Laut Definition seiner Macher handelt es sich bei „Iron Sky“ um eine „auf absurder Handlung basierende, satirische Action-Komödie“. Die Zusammenfassung dieser Handlung liest sich entsprechend: Nach dem Ende des Zweiten Weltkriegs hat sich eine elitäre Restgruppe von Nazis mit Hilfe einer geheimnisvollen Antigravitationstechnologie auf die Rückseite des Mondes geflüchtet.

Udo Kier in "Iron Sky"

Blind Spot

Auf der Rückseite des Mondes tummeln sich die Nazis

Auf der in Albert-Speer-Manier gestalteten Basis „Schwarze Sonne“ planen sie unter der Führung von Hitler-Nachfolger Wolfgang Kortzfleisch (Udo Kier) ihre Rückkehr auf die Erde und deren Eroberung. Kurz vor dem geplanten Start der Invasionsflotte mit dem Flaggschiff „Götterdämmerung“ werden sie jedoch von einer US-Mission entdeckt. Ein Wettlauf mit der Zeit beginnt.

Parodie auf Nazi-Mythen

Zur Ausgestaltung des Films bediente sich Regisseur Timo Vuorensola an zahlreichen Motiven aus der Filmgeschichte und parodiert Nazi-Mythen. So verzweifelt Kortzfleisch laufend daran, dass sich sein Volk nicht und nicht vom Hitler-Gruß lösen will - man kann sich einfach nicht daran gewöhnen „Heil Kortzfleisch“ zu brüllen.
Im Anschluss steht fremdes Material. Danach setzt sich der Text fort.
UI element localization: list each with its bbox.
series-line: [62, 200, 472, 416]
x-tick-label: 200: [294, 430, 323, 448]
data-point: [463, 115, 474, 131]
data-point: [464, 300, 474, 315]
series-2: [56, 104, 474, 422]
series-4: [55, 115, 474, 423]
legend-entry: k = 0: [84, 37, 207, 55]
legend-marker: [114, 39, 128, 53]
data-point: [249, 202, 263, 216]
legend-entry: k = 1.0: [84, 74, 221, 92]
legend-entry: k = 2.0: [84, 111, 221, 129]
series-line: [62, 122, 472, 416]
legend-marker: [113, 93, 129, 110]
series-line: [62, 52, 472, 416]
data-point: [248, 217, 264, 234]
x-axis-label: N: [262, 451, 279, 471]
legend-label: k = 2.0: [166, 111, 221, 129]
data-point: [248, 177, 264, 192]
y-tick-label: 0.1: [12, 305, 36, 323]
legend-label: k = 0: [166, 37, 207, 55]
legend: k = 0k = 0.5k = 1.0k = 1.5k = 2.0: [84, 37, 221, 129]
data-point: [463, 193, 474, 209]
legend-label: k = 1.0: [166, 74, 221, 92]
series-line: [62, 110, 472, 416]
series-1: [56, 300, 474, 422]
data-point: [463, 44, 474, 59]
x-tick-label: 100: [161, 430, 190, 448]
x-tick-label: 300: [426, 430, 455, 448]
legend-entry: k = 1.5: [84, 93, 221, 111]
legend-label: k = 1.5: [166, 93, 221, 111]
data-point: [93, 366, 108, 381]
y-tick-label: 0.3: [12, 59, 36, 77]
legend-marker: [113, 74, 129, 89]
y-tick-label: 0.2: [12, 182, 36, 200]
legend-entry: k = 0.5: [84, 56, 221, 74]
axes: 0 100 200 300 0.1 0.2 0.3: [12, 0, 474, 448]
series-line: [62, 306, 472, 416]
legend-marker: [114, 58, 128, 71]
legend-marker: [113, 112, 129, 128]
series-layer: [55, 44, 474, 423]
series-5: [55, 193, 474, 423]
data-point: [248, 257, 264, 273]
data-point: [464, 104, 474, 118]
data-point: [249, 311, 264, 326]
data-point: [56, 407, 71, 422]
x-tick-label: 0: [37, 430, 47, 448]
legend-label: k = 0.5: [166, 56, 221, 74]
Der Erwartungsdruck war hoch, kursierten Trailer und Inhaltsangaben zu „Iron Sky“ doch bereits seit zwei Jahren durchs Internet. Bei der Berlinale wurde der Film allerdings durchwegs kontrovers aufgenommen.

Stephanie Paul in "Iron Sky"

Blind Spot

Die USA werden in „Iron Sky“ von einer Sarah-Palin-Karikatur (Stephanie Paul) regiert

Zwiegespaltene Presse

„Kryptofaschistischer Weltraumschrott“ titelte etwa die „Zeit“ - und beschrieb den Film enttäuscht als „langweilig, platt und mutlos“. Der „Spiegel“ hingegen ortet „ganz großes Trashvergnügen“ und attestiert „Iron Sky“, „selbst die verstocktesten Cineasten und die nüchternsten Moralprediger zum Lachen zu bringen“, auch jene „anachronistischen Menschen, denen es in diesem Leben nie und nimmer einfallen wird, sich zur Spezies der Nerds zählen zu wollen“.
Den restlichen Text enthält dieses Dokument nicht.